The development of effective cancer therapeutics faces significant challenges during the preclinical phase, where traditional in vivo models, while valuable, are often time-consuming, costly, and ethically complex. Moreover, they frequently fail to capture the nuances of human physiology, leading to discrepancies between preclinical results and clinical outcomes.
In recent years, the scientific community has increasingly focused on developing advanced in vitro systems that can bridge this gap, aiming to not only reduce animal use but also provide more predictive and physiologically relevant data.
Our recent study, published in ALTEX and entitled “3D fluid-dynamic ovarian cancer model resembling systemic drug administration for efficacy assay,” presents a new step forward in this direction. We developed a 3D ovarian cancer model integrated into the MIVO® (Multi In Vitro Organ) fluidic device, creating a dynamic system that mimics human blood circulation and drug perfusion through tumor tissue.
At the core of our work is a hydrogel-based 3D tumor construct designed to reproduce the architecture and microenvironment of ovarian cancer tissue. The key innovation lies in the dynamic conditions provided by the MIVO® device, which significantly improved the model’s ability to predict in vivo drug responses.
This enables the simulation of systemic drug administration, allowing compounds to diffuse through the model as they would in the bloodstream.
Dynamic Conditions Drive Predictive Accuracy
The introduction of fluid dynamics fundamentally changed the model’s predictive capacity. Comparative analyses between static in vitro setups, MIVO® dynamic cultures, and in vivo xenograft models revealed indeed a crucial distinction: only the dynamic MIVO® system reproduced the tumor response observed in animals. Static models failed to capture the complex interplay of diffusion, transport, and cellular response that defines real tumor physiology.
Under dynamic perfusion, apoptotic cells were uniformly distributed throughout the 3D model, indicating consistent therapeutic action. In static conditions, however, apoptosis was limited to the outer layers, with the core remaining largely proliferative.
Furthermore, while traditional in vivo studies required about five weeks to observe significant tumor reduction, the MIVO® dynamic model achieved comparable efficacy outcomes in just one week. This acceleration is not merely a matter of speed, but reflects the improved drug transport and penetration made possible by the dynamic environment.

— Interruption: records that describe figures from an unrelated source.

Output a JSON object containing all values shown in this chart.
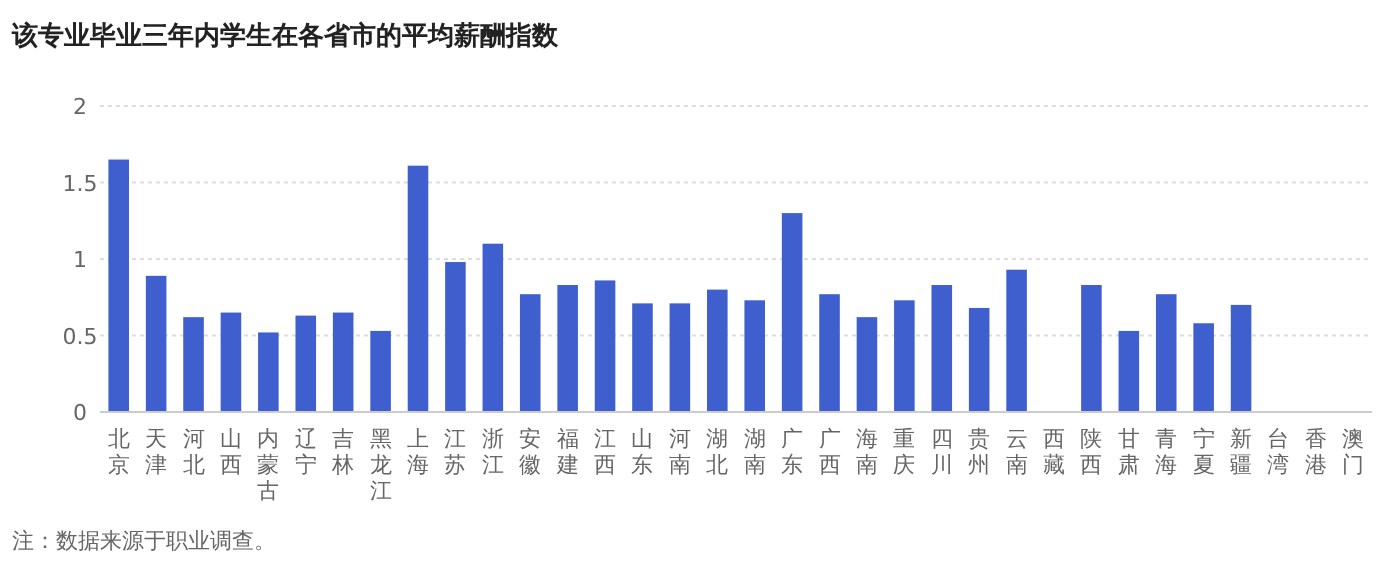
{
  "chart_data": {
    "type": "bar",
    "title": "该专业毕业三年内学生在各省市的平均薪酬指数",
    "categories": [
      "北京",
      "天津",
      "河北",
      "山西",
      "内蒙古",
      "辽宁",
      "吉林",
      "黑龙江",
      "上海",
      "江苏",
      "浙江",
      "安徽",
      "福建",
      "江西",
      "山东",
      "河南",
      "湖北",
      "湖南",
      "广东",
      "广西",
      "海南",
      "重庆",
      "四川",
      "贵州",
      "云南",
      "西藏",
      "陕西",
      "甘肃",
      "青海",
      "宁夏",
      "新疆",
      "台湾",
      "香港",
      "澳门"
    ],
    "values": [
      1.65,
      0.89,
      0.62,
      0.65,
      0.52,
      0.63,
      0.65,
      0.53,
      1.61,
      0.98,
      1.1,
      0.77,
      0.83,
      0.86,
      0.71,
      0.71,
      0.8,
      0.73,
      1.3,
      0.77,
      0.62,
      0.73,
      0.83,
      0.68,
      0.93,
      null,
      0.83,
      0.53,
      0.77,
      0.58,
      0.7,
      null,
      null,
      null
    ],
    "color": "#3f5fcf",
    "ylim": [
      0,
      2
    ],
    "yticks": [
      0,
      0.5,
      1,
      1.5,
      2
    ],
    "grid": "y",
    "annotations": [
      "注：数据来源于职业调查。"
    ]
  }
}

High-performance liquid chromatography (HPLC) analyses revealed that under static conditions, drug concentration gradients formed within the 3D structure, resulting in uneven exposure and inconsistent cell viability results. In contrast, the MIVO® system ensured uniform cisplatin distribution across the entire hydrogel volume.
Toward Faster, More Ethical, and Predictive Drug Testing
The implications of these findings are substantial. By producing in vivo-comparable efficacy data in one-fifth the time of traditional animal studies, this combined 3D–MIVO® system represents a major leap in preclinical testing efficiency. It allows researchers to assess therapeutic efficacy rapidly and accurately, reducing not only the duration and cost of early drug development but also the ethical burden associated with animal experimentation.

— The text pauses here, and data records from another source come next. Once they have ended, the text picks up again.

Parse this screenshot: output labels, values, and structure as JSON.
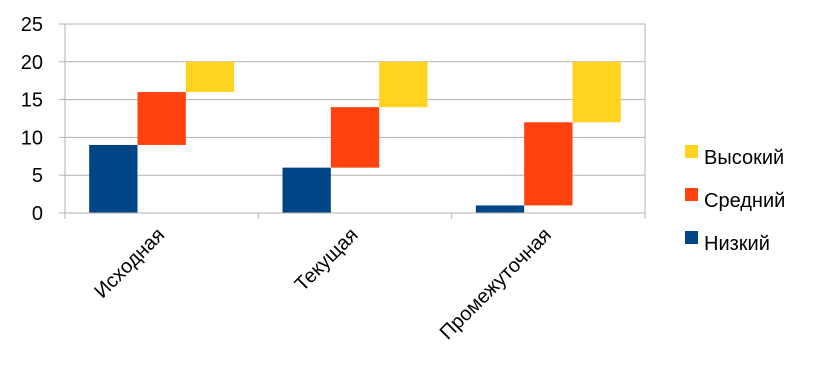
{
  "chart_data": {
    "type": "bar",
    "stacked": "floating",
    "categories": [
      "Исходная",
      "Текущая",
      "Промежуточная"
    ],
    "ylim": [
      0,
      25
    ],
    "yticks": [
      "0",
      "5",
      "10",
      "15",
      "20",
      "25"
    ],
    "grid": true,
    "legend_position": "right",
    "series": [
      {
        "name": "Низкий",
        "color": "#004586",
        "ranges": [
          [
            0,
            9
          ],
          [
            0,
            6
          ],
          [
            0,
            1
          ]
        ]
      },
      {
        "name": "Средний",
        "color": "#ff420e",
        "ranges": [
          [
            9,
            16
          ],
          [
            6,
            14
          ],
          [
            1,
            12
          ]
        ]
      },
      {
        "name": "Высокий",
        "color": "#ffd320",
        "ranges": [
          [
            16,
            20
          ],
          [
            14,
            20
          ],
          [
            12,
            20
          ]
        ]
      }
    ],
    "legend_order": [
      "Высокий",
      "Средний",
      "Низкий"
    ]
  }
}
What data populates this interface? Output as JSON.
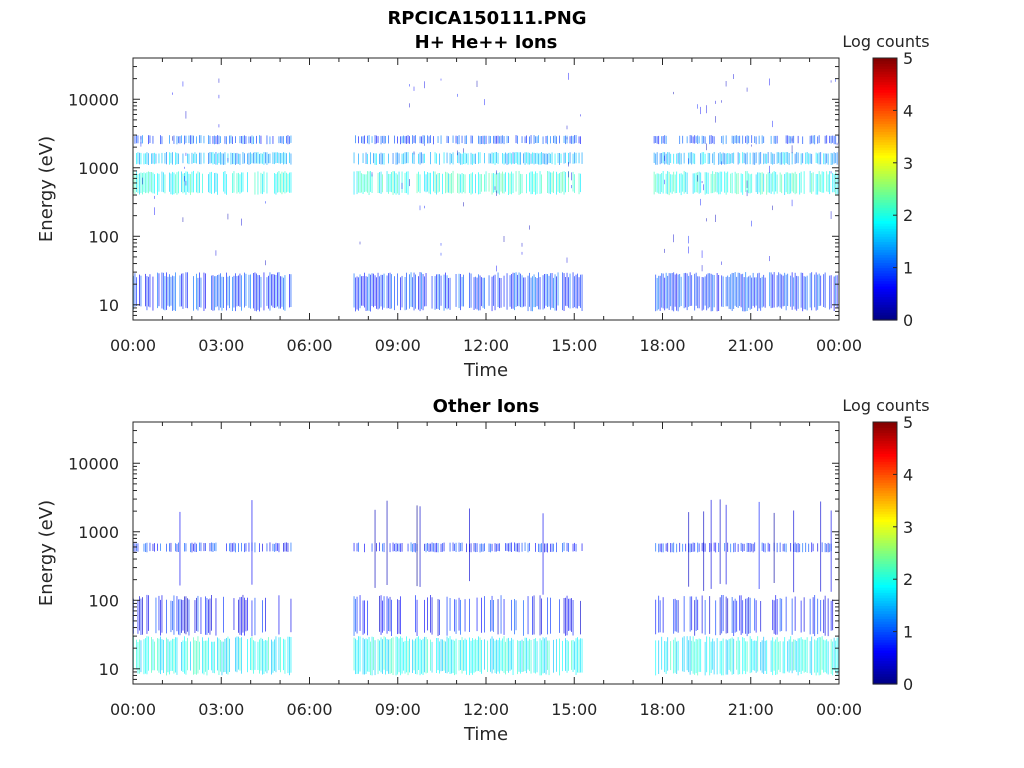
{
  "figure_title": "RPCICA150111.PNG",
  "chart_data": [
    {
      "type": "heatmap",
      "title": "H+ He++ Ions",
      "xlabel": "Time",
      "ylabel": "Energy (eV)",
      "y_scale": "log",
      "ylim": [
        6,
        40000
      ],
      "y_ticks": [
        10,
        100,
        1000,
        10000
      ],
      "y_tick_labels": [
        "10",
        "100",
        "1000",
        "10000"
      ],
      "x_ticks_hours": [
        0,
        3,
        6,
        9,
        12,
        15,
        18,
        21,
        24
      ],
      "x_tick_labels": [
        "00:00",
        "03:00",
        "06:00",
        "09:00",
        "12:00",
        "15:00",
        "18:00",
        "21:00",
        "00:00"
      ],
      "colorbar": {
        "label": "Log counts",
        "range": [
          0,
          5
        ],
        "ticks": [
          0,
          1,
          2,
          3,
          4,
          5
        ],
        "colormap": "jet"
      },
      "data_intervals_hours": [
        [
          0.0,
          5.4
        ],
        [
          7.5,
          15.3
        ],
        [
          17.7,
          24.0
        ]
      ],
      "bands": [
        {
          "energy_ev": [
            8,
            30
          ],
          "log_counts": 0.9,
          "density": 0.8
        },
        {
          "energy_ev": [
            400,
            900
          ],
          "log_counts": 2.0,
          "density": 0.75
        },
        {
          "energy_ev": [
            1100,
            1700
          ],
          "log_counts": 1.5,
          "density": 0.7
        },
        {
          "energy_ev": [
            2200,
            3000
          ],
          "log_counts": 1.0,
          "density": 0.6
        },
        {
          "energy_ev": [
            30,
            20000
          ],
          "log_counts": 0.5,
          "density": 0.12
        }
      ]
    },
    {
      "type": "heatmap",
      "title": "Other Ions",
      "xlabel": "Time",
      "ylabel": "Energy (eV)",
      "y_scale": "log",
      "ylim": [
        6,
        40000
      ],
      "y_ticks": [
        10,
        100,
        1000,
        10000
      ],
      "y_tick_labels": [
        "10",
        "100",
        "1000",
        "10000"
      ],
      "x_ticks_hours": [
        0,
        3,
        6,
        9,
        12,
        15,
        18,
        21,
        24
      ],
      "x_tick_labels": [
        "00:00",
        "03:00",
        "06:00",
        "09:00",
        "12:00",
        "15:00",
        "18:00",
        "21:00",
        "00:00"
      ],
      "colorbar": {
        "label": "Log counts",
        "range": [
          0,
          5
        ],
        "ticks": [
          0,
          1,
          2,
          3,
          4,
          5
        ],
        "colormap": "jet"
      },
      "data_intervals_hours": [
        [
          0.0,
          5.4
        ],
        [
          7.5,
          15.3
        ],
        [
          17.7,
          24.0
        ]
      ],
      "bands": [
        {
          "energy_ev": [
            8,
            30
          ],
          "log_counts": 1.9,
          "density": 0.85
        },
        {
          "energy_ev": [
            30,
            120
          ],
          "log_counts": 0.7,
          "density": 0.4
        },
        {
          "energy_ev": [
            500,
            700
          ],
          "log_counts": 0.8,
          "density": 0.55
        },
        {
          "energy_ev": [
            120,
            3000
          ],
          "log_counts": 0.4,
          "density": 0.06
        }
      ]
    }
  ]
}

While our study focused on ovarian cancer, the principles demonstrated here are broadly applicable. The combination of 3D tissue engineering and dynamic perfusion can be adapted to model various solid tumors or even other disease contexts where perfusion and systemic drug exposure play critical roles.
This research showcases how the integration of biology and microfluidics can transform the way we test and understand cancer therapeutics. By faithfully reproducing human physiological conditions, the MIVO® system stands as a promising bridge between traditional in vitro and in vivo models — a step toward faster, more reliable, and more ethical drug discovery.